そしてその逃避性が生む心理の都市的イコノグラフィーが漂泊をより一層人間的なものにみせかけているのであろう。その意味で都市とは実に宗教的でさえある。
 つまり移動漁師型というのは文明の歴史の過程に於いて発生した文明への異義申し立て者であり少数の異端であることは容易に想像がつく。漂泊であり異端に人が憧れるのは、パラドクス的に言えば、人は皆異端の種子をもっているのではないか、という幻想のせいである。勿論その欲望の背後には〈私〉はあなたと違った存在であり、ありたいという差異のまなざしがあるのはいうまでもない。それゆえに本物の異端は常に人々の憧れの対象となる。さらに異端をシンボル化することによって人は定住のもつ管理的メカニズムや日常のマンネリズムから逃避したいと願うようになるのであろう。だが皮肉なことに〈人といつも違っていたい〉という欲望の人々が集まる街が、多様性をもったメカニズムによって構成されている同義性が都市といえば都市なのである。パラダイムの転換をもたらした都市は、極めて逆説的に無数の漂民と異端者によってつくられている、ともいえる。


砂漠で橇を引きたいと考えていた

 異端といえば、パフォーマンスで旅をしていると私の場合いつもその風景の先端に砂漠があらわれる。つまり砂漠が異端として現れる。砂漠という言葉にはどこか幻想的で遠い祖先の地のような響きがある。特に私達日本人の生活空間のような密度の濃いというか、あまりに人の手が入った箱庭的空間の中で生活している者にとっては、砂漠のイメージは独特の想像力が働く記号である。解放されたいとか、非日常的空間を覗いてみたいという抑圧された心理に対する逆感情である。京都の庭園を訪れる度に思うことだが竜安寺や大仙院の枯山水ばかりでなく他の回廊式の自然庭園も含めていかに空間に対する密度の濃い欲求が強いかということをいつも感じる。配置や素材に対するある種の完璧さは見事という他はないのだが私にはそれが完璧であればあるほど強い抑圧の形式にみえる。うがった見方をすれば京都の町体が中国の模倣的ミニアチュールであるとすれば、そこには見えない広大さへの憧れが京都的縮みの美意識を生んだと解釈できないことはないのではないか、と想像できよう。ともあれ現代韓国の最も優れた知識人の一人、季御寧の名著『縮みの思考』ではないが、京の文化には渡来文明以来のコンプレックスががあり、やがてそのコンプレックスが姿を変えて細部に美意識が宿るようになったという考え方は遠からずとも当たっていよう。

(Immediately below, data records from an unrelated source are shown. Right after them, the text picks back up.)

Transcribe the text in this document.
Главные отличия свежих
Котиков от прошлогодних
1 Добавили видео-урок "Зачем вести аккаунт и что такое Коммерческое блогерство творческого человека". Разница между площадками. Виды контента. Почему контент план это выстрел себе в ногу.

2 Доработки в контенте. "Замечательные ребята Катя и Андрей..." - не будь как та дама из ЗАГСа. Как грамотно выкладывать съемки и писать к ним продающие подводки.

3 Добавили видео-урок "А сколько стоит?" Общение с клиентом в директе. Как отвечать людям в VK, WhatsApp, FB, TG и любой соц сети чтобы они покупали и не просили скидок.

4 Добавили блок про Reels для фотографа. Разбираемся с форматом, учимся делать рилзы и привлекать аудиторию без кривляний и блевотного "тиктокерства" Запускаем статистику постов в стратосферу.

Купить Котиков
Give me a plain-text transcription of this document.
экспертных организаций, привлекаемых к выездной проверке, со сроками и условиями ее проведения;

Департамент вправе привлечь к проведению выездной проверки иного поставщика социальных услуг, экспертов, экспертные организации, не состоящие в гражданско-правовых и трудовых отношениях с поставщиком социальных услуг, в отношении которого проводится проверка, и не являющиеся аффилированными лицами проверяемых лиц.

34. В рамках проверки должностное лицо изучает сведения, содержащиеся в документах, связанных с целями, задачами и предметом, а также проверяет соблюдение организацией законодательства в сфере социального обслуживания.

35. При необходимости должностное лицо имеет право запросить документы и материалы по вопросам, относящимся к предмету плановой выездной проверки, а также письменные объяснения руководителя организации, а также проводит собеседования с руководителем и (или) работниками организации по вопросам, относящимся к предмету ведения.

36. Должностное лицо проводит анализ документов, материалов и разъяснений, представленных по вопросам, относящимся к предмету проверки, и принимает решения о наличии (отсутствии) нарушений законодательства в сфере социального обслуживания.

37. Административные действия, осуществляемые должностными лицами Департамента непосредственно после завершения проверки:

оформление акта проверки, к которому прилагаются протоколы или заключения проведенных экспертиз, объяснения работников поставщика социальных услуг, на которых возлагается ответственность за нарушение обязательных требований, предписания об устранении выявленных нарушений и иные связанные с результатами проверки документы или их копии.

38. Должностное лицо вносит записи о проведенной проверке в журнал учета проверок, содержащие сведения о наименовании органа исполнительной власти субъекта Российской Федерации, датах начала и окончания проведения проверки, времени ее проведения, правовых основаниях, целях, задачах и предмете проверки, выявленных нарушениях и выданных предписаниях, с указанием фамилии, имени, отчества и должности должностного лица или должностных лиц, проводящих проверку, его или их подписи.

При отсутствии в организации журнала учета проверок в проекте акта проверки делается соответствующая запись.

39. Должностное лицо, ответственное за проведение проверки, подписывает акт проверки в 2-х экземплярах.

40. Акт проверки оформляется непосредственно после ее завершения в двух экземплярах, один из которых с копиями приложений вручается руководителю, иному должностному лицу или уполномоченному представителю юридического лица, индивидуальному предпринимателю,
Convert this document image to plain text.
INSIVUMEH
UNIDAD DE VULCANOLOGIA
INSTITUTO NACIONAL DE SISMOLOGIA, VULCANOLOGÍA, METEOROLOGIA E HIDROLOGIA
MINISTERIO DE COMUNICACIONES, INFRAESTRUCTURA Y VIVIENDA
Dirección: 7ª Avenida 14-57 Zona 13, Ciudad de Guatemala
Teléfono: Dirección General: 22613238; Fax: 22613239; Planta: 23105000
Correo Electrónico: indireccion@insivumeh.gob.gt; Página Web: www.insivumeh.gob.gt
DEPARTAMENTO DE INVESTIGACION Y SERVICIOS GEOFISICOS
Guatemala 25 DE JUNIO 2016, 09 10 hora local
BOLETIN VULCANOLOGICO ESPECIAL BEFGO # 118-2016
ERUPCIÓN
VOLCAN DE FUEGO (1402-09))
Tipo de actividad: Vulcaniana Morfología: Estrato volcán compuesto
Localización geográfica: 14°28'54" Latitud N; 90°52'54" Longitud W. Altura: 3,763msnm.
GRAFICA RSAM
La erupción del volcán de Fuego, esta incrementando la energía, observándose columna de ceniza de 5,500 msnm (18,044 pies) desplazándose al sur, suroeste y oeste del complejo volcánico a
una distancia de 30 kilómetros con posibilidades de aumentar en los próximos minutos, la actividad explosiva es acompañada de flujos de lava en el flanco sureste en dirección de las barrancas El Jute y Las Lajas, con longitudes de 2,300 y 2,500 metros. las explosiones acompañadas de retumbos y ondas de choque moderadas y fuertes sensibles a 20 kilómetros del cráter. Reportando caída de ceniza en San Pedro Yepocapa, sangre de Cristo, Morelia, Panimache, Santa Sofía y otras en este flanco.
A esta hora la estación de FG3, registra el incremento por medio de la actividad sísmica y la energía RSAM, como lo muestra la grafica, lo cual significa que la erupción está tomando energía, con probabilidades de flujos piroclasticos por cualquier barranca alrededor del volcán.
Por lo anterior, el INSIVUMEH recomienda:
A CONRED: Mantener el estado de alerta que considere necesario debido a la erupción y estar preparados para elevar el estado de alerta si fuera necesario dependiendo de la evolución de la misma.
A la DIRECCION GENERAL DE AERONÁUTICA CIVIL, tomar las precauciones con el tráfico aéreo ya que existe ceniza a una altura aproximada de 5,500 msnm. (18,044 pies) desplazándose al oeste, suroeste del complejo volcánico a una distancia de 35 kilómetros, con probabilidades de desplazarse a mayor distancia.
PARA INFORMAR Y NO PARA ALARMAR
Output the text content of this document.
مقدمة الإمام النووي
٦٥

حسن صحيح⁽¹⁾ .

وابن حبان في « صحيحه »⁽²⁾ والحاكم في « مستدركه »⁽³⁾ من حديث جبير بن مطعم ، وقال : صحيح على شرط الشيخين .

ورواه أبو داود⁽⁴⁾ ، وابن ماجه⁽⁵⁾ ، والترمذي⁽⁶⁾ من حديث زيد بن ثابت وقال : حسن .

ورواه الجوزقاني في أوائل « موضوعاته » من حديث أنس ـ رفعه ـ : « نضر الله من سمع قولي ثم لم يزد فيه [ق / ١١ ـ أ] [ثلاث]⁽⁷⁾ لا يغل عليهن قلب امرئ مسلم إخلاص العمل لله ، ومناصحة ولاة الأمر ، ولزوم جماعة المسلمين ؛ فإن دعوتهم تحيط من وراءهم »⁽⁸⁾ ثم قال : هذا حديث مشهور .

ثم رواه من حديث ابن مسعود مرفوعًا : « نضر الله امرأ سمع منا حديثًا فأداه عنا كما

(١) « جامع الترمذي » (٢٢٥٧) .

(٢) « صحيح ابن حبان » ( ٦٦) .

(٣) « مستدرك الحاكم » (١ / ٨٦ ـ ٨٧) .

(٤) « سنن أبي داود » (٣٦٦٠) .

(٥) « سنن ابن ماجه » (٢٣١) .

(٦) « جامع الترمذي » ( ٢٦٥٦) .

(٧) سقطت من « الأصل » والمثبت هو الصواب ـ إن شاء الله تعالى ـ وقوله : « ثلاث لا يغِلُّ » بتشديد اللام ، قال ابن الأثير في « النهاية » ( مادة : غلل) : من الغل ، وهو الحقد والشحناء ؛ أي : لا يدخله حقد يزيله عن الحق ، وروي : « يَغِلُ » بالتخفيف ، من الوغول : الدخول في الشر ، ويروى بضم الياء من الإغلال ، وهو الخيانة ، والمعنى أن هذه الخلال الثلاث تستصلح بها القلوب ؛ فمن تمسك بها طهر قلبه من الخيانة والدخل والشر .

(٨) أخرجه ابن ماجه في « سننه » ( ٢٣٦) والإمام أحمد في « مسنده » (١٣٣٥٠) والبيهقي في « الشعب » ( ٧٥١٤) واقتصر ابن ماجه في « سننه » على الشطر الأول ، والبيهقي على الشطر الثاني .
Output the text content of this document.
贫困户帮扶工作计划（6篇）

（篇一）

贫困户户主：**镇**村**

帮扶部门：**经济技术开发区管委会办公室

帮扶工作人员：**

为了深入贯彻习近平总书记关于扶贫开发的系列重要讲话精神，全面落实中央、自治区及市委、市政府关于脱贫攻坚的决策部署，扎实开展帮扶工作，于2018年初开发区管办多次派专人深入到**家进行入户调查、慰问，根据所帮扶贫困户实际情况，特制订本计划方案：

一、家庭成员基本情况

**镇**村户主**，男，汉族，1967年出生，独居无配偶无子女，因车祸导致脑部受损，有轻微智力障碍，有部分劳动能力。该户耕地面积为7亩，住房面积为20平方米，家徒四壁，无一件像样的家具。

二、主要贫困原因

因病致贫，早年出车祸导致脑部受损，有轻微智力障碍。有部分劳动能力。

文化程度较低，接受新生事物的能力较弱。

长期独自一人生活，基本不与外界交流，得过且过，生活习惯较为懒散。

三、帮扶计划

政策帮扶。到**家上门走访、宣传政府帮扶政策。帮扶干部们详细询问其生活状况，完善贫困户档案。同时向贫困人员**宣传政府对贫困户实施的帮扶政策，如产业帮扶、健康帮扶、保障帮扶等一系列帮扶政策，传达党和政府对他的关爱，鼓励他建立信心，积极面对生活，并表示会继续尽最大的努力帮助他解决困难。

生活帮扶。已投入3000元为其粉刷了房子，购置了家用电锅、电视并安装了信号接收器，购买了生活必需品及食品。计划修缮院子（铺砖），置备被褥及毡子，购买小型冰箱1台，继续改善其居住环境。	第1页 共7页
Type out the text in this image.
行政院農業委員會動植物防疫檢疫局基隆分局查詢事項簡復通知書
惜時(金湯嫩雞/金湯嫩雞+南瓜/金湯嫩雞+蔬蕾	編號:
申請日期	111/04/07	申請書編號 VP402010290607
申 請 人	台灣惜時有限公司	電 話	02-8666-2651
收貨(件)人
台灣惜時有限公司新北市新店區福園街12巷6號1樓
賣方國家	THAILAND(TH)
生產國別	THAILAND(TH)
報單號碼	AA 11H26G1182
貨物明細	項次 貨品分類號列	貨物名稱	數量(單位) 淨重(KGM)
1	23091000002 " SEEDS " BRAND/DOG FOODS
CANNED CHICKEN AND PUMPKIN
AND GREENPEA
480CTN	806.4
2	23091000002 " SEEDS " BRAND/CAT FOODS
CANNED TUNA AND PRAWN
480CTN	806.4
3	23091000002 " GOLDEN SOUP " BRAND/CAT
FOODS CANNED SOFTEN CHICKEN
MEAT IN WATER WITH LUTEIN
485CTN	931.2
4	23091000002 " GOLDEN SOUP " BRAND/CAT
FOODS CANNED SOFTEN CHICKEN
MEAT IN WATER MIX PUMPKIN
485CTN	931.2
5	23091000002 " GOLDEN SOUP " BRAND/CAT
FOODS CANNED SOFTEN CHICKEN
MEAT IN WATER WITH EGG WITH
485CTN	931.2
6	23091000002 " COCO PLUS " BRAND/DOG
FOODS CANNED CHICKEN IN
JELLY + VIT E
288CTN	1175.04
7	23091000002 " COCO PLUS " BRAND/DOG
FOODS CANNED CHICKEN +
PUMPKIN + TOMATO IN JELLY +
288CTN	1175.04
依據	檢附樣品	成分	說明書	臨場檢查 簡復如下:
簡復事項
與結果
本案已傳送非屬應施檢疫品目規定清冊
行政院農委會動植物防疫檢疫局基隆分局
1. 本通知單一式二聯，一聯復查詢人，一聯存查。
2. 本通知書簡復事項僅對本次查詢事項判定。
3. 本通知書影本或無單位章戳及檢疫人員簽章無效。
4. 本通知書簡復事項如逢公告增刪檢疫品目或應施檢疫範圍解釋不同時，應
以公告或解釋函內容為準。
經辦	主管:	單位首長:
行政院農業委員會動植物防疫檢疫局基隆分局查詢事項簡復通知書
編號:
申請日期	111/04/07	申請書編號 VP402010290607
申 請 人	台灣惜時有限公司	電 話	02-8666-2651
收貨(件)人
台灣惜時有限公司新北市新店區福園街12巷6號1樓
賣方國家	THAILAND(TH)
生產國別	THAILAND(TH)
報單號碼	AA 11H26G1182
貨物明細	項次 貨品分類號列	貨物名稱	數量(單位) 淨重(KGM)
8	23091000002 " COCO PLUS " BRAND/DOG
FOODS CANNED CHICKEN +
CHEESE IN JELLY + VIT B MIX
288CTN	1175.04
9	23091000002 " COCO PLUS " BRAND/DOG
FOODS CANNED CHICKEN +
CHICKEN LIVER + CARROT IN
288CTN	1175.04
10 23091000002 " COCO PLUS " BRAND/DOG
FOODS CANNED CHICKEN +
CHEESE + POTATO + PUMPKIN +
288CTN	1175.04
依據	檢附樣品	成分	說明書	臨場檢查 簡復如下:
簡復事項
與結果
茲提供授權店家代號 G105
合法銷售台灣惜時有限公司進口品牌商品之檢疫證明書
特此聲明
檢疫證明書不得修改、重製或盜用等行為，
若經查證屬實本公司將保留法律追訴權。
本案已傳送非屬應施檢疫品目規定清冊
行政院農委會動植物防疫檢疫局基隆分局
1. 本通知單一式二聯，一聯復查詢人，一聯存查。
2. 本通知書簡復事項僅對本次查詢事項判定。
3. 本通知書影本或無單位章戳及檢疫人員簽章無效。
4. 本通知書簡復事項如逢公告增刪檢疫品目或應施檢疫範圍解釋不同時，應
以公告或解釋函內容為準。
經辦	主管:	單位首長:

 ともあれ私にとって砂漠という記号は欲望の記号としても〈私〉の感情に特別の意味をもっているのではないかといつも思う。子供の頃に読んだスタンレーやアーネスト・リビングストーンの伝記の背景となったアフリカの砂漠や、タクラマカン砂漠を横断したスウィン・ヘデンなどの探検記は単に人の気持ちをそそる以上のものがあった。又、砂漠とは違うがスコットとアムゼンの南極点争奪物語に描かれた白い大陸の風景描写は子供心にも随分興奮したものである。戦後まもない頃の青森は空襲のせいもあって貧しく、私の家もそれこそ赤貧を洗うがごとくであったが、そうしたいつも暗い電灯の狭い小さな部屋の中で私はいつも広大な大陸の物語を読みふけっていたために自由とはなんとなくいつも広さにつらなるイメージであった。今にして思えば少々安易な図式の中で想像の砂漠は勝手に膨らんでいた。しかしその後青年期に一時影響を受けたポール・ニザンの「アデン・アラビア」やレヴィ・ストロースの「悲しき熱帯」にしても、思想や民族学的研究の内容はともかく、その背景となった一種の茫漠たる中近東の熱気や混沌とした熱帯の風景に共通する無尽蔵の自然と人間の関係が深層心理的興味の中心といえばそうである。それにA・ランボーとかカミュの「異邦人」などの著作を加えれば立派に子供時代から青年期までほとんど精神の高揚さとは程遠い空想のノスタルジーを歩んできたことになる。要するに私は凡庸な子供や青年が通る道をそのまま歩いてきたのである。
 だが、こうして普通の時代に読んだ様々な書物を今新めて再読してみると、砂漠という単に心理的な自由さへの記号にすぎなかった存在が、各々背後には近代の復興を政治的にも文化的にも未開の知−地−血の援用によってなしとげようとする地政学上の意図がかくされていることが解ってくる。特にヨーロッパの知を知のマジョリティと仮定するならば、そのマジョリティの再生の為に常に未開の知は血を流し続けてきた歴史であったことも解ってくる。
マイノリティの発見によってマジョリティは復活するという思想が近代の地政学的常識であるのは今さらゆうまでもない。そしてこの図式は基本的に今も変わっていない。いやむしろ拡大の方向にあるといっていいように思う。つまり、砂漠は自由という名のもとに取り引きされる死の商人達の舞台なのだ、というのはいいすぎだろうか。しかし相変わらずこの砂漠に行きたいという想いを私は長い間あたためていた。子供のように…。そして今も…。